Now that Lowe Enterprises has been brought on as a developer partner in the redevelopment of Randall School on I Street to a mixed-use project, revisions have been made to the previously approved (and recently extended) PUD. One major change to the previous PUD is the removal of an annex building for the museum, which results in a larger courtyard separating the historic Randall School building and the proposed apartments. In addition, the design of the apartment building has been revised to further open up the courtyard – a portion of the wings of the apartment building was pulled away from the historic building. The courtyard will be open during the day and closed at night with gates.
|West view of courtyard|
The east and central buildings will contain an approximately 32,000 SF modern art museum. The museum entrance has been shifted to the east building, which will allow the center building to be fully restored. Originally, a restaurant was planned in the east building’s auditorium, but instead this space will contain museum space with larger pieces of art, as well as ancillary retail (café, bookstore, gift shop). A mix of commercial, retail, and non-profit uses are still planned in the west building, but a mezzanine level will be added to increase the amount of usable space.

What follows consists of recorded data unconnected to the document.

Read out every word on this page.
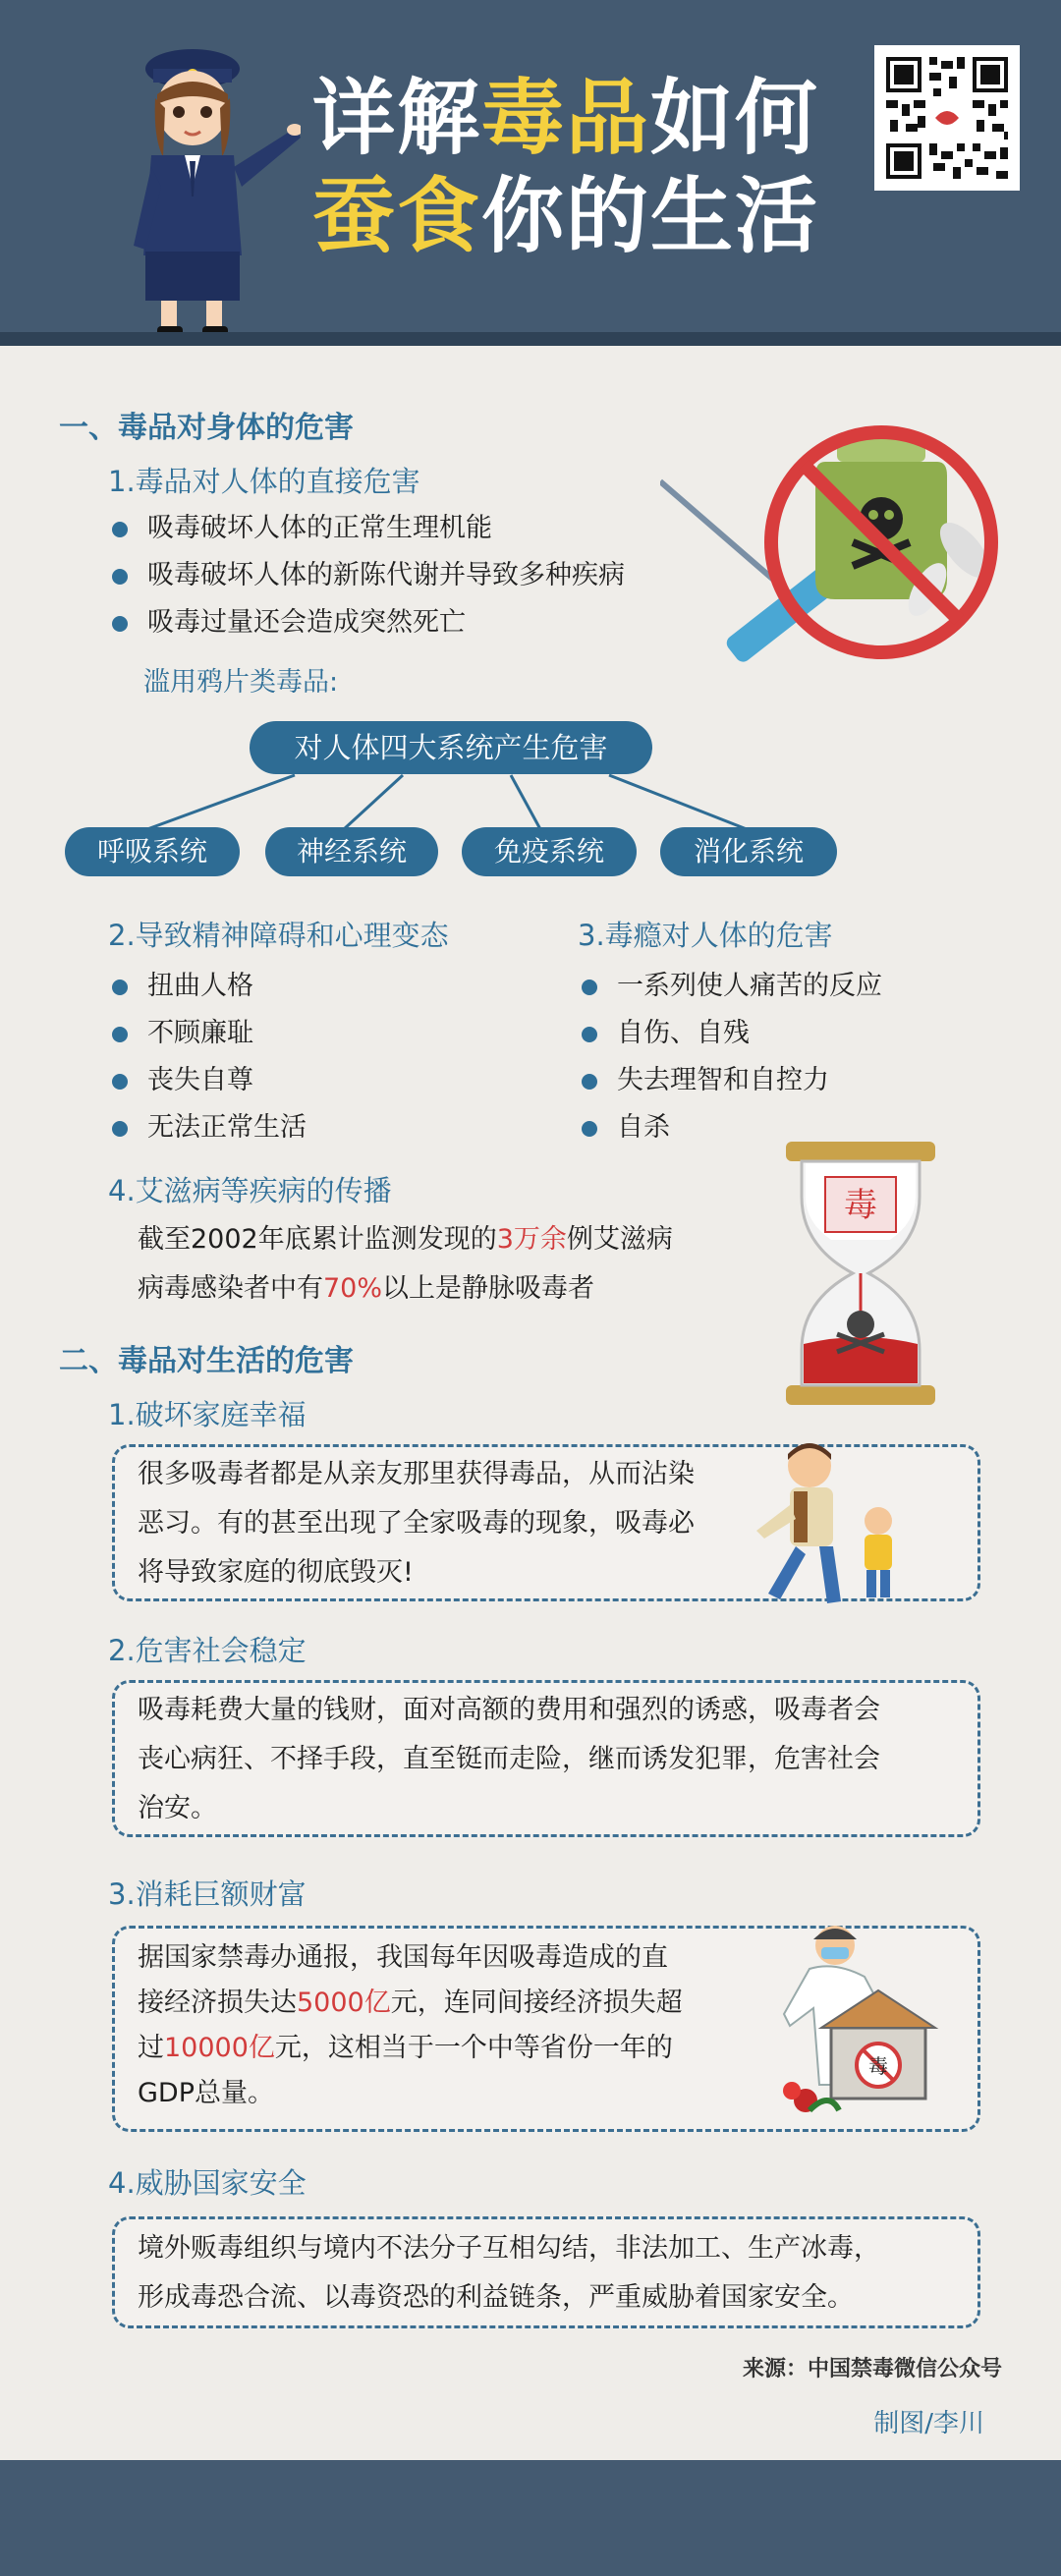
详解毒品如何
蚕食你的生活
一、毒品对身体的危害
1.毒品对人体的直接危害
吸毒破坏人体的正常生理机能
吸毒破坏人体的新陈代谢并导致多种疾病
吸毒过量还会造成突然死亡
滥用鸦片类毒品:
对人体四大系统产生危害
呼吸系统	神经系统	免疫系统	消化系统
2.导致精神障碍和心理变态
扭曲人格
不顾廉耻
丧失自尊
无法正常生活
3.毒瘾对人体的危害
一系列使人痛苦的反应
自伤、自残
失去理智和自控力
自杀
4.艾滋病等疾病的传播
截至2002年底累计监测发现的3万余例艾滋病
病毒感染者中有70%以上是静脉吸毒者
毒
二、毒品对生活的危害
1.破坏家庭幸福
很多吸毒者都是从亲友那里获得毒品，从而沾染
恶习。有的甚至出现了全家吸毒的现象，吸毒必
将导致家庭的彻底毁灭!
2.危害社会稳定
吸毒耗费大量的钱财，面对高额的费用和强烈的诱惑，吸毒者会
丧心病狂、不择手段，直至铤而走险，继而诱发犯罪，危害社会
治安。
3.消耗巨额财富
据国家禁毒办通报，我国每年因吸毒造成的直
接经济损失达5000亿元，连同间接经济损失超
过10000亿元，这相当于一个中等省份一年的
GDP总量。
毒
4.威胁国家安全
境外贩毒组织与境内不法分子互相勾结，非法加工、生产冰毒，
形成毒恐合流、以毒资恐的利益链条，严重威胁着国家安全。
来源：中国禁毒微信公众号
制图/李川
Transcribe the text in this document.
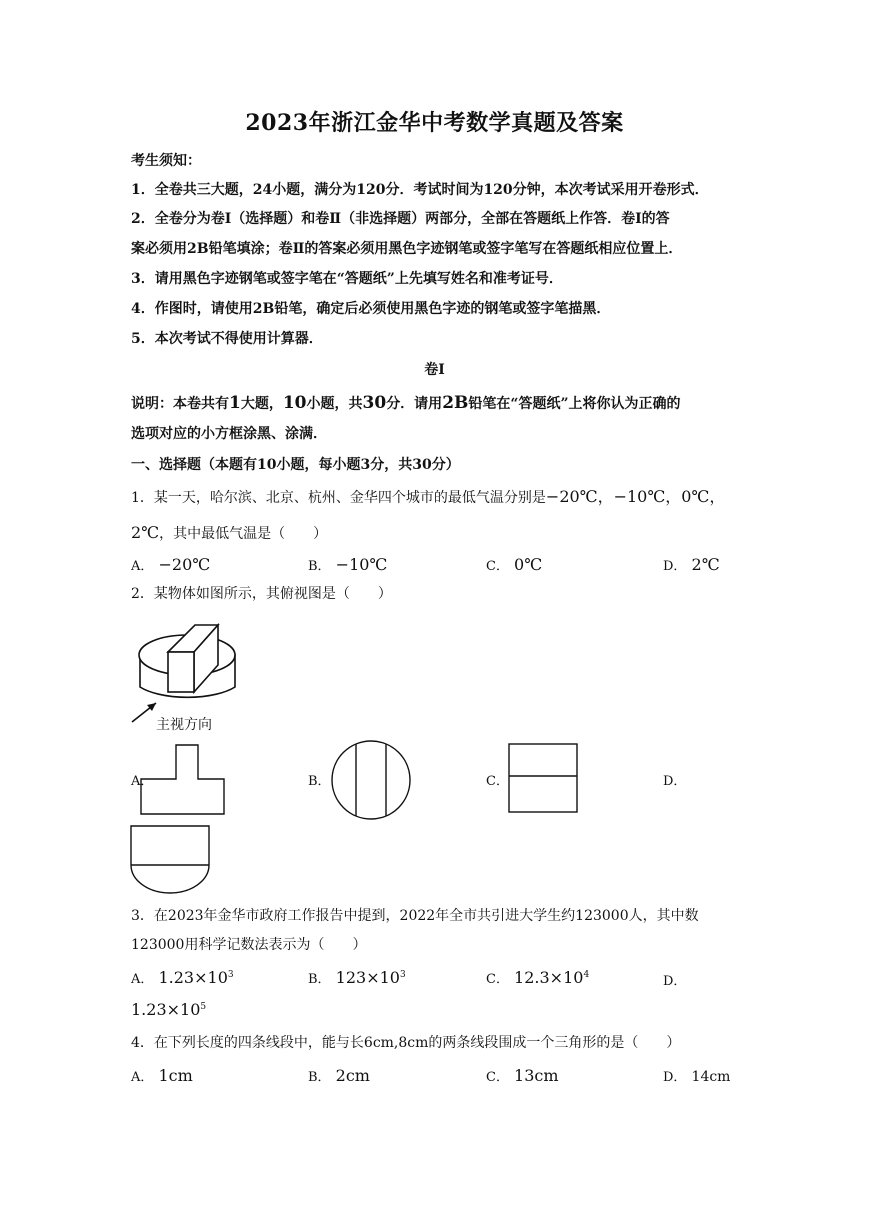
2023年浙江金华中考数学真题及答案
考生须知：
1．全卷共三大题，24小题，满分为120分．考试时间为120分钟，本次考试采用开卷形式．
2．全卷分为卷Ⅰ（选择题）和卷Ⅱ（非选择题）两部分，全部在答题纸上作答．卷Ⅰ的答
案必须用2B铅笔填涂；卷Ⅱ的答案必须用黑色字迹钢笔或签字笔写在答题纸相应位置上．
3．请用黑色字迹钢笔或签字笔在“答题纸”上先填写姓名和准考证号．
4．作图时，请使用2B铅笔，确定后必须使用黑色字迹的钢笔或签字笔描黑．
5．本次考试不得使用计算器．
卷Ⅰ
说明：本卷共有1大题，10小题，共30分．请用2B铅笔在“答题纸”上将你认为正确的
选项对应的小方框涂黑、涂满．
一、选择题（本题有10小题，每小题3分，共30分）
1．某一天，哈尔滨、北京、杭州、金华四个城市的最低气温分别是−20℃，−10℃，0℃，
2℃，其中最低气温是（　　）
A． −20℃	B． −10℃	C． 0℃	D． 2℃
2．某物体如图所示，其俯视图是（　　）
主视方向
A．	B．	C．	D．
3．在2023年金华市政府工作报告中提到，2022年全市共引进大学生约123000人，其中数
123000用科学记数法表示为（　　）
A． $1.23\times 10^3$	B． $123\times 10^3$	C． $12.3\times 10^4$	D．
$1.23\times 10^5$
4．在下列长度的四条线段中，能与长6cm,8cm的两条线段围成一个三角形的是（　　）
A． 1cm	B． 2cm	C． 13cm	D． 14cm
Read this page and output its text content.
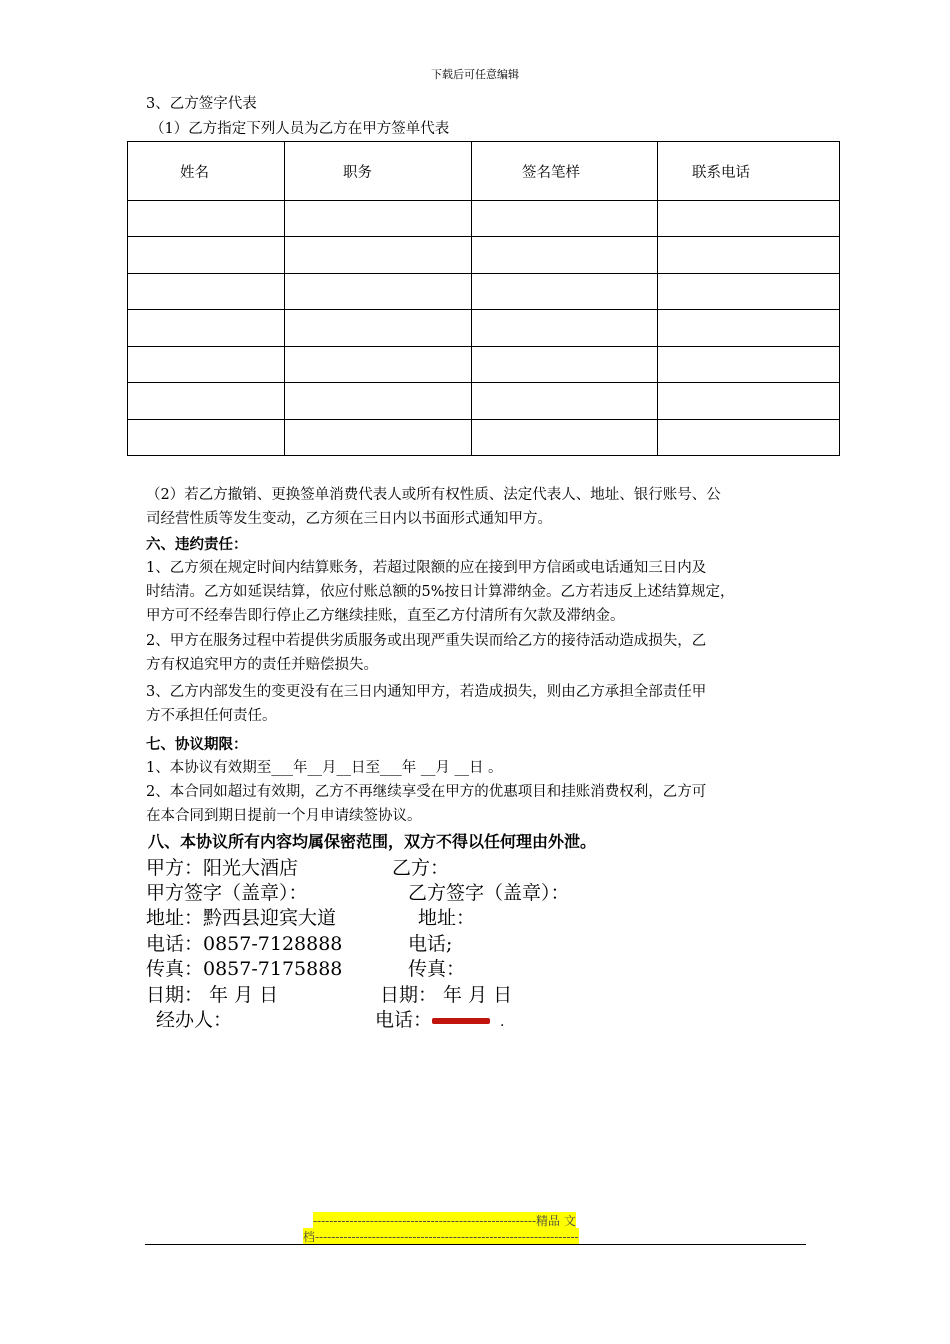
下载后可任意编辑
3、乙方签字代表
（1）乙方指定下列人员为乙方在甲方签单代表
姓名	职务	签名笔样	联系电话

（2）若乙方撤销、更换签单消费代表人或所有权性质、法定代表人、地址、银行账号、公
司经营性质等发生变动，乙方须在三日内以书面形式通知甲方。
六、违约责任：
1、乙方须在规定时间内结算账务，若超过限额的应在接到甲方信函或电话通知三日内及
时结清。乙方如延误结算，依应付账总额的5%按日计算滞纳金。乙方若违反上述结算规定，
甲方可不经奉告即行停止乙方继续挂账，直至乙方付清所有欠款及滞纳金。
2、甲方在服务过程中若提供劣质服务或出现严重失误而给乙方的接待活动造成损失，乙
方有权追究甲方的责任并赔偿损失。
3、乙方内部发生的变更没有在三日内通知甲方，若造成损失，则由乙方承担全部责任甲
方不承担任何责任。
七、协议期限：
1、本协议有效期至___年__月__日至___年 __月 __日 。
2、本合同如超过有效期，乙方不再继续享受在甲方的优惠项目和挂账消费权利，乙方可
在本合同到期日提前一个月申请续签协议。
八、本协议所有内容均属保密范围，双方不得以任何理由外泄。
甲方：阳光大酒店	乙方：
甲方签字（盖章）：	乙方签字（盖章）：
地址：黔西县迎宾大道	地址：
电话：0857-7128888	电话;
传真：0857-7175888	传真：
日期： 年 月 日	日期： 年 月 日
经办人：	电话：	.
-------------------------------------------------------精品 文
档-----------------------------------------------------------------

|Museum entrance moved to east building|
Meanwhile, the residential entrance will now be in the center of the apartment building on H Street. The number of units have been reduced from 520 to 489 units. While the number of units have been reduced, the percentage of units set aside as affordable will remain – 20% of the units will be set aside as affordable to households earning up to 80% of Area Median Income. Most of the units will be apartments, but a portion may be built as condos. The parking garage entrance has been moved to the northeast corner and a total of 301 spaces are planned. The ground floor of the apartment building might include retail/service uses and two-level units might be created. Penthouse configuration and trellis placement are also changing slightly. The Bing Thom-designed apartment building has been refined by Beyer Blindle Belle, simplifying the façade to allow balconies and to further distinguish the historic Randall buildings from the new construction.
If approved, abatement of the historic buildings are expected to start in late 2018, then demolition of the non-historic portion, which would likely put the start of construction in 2020.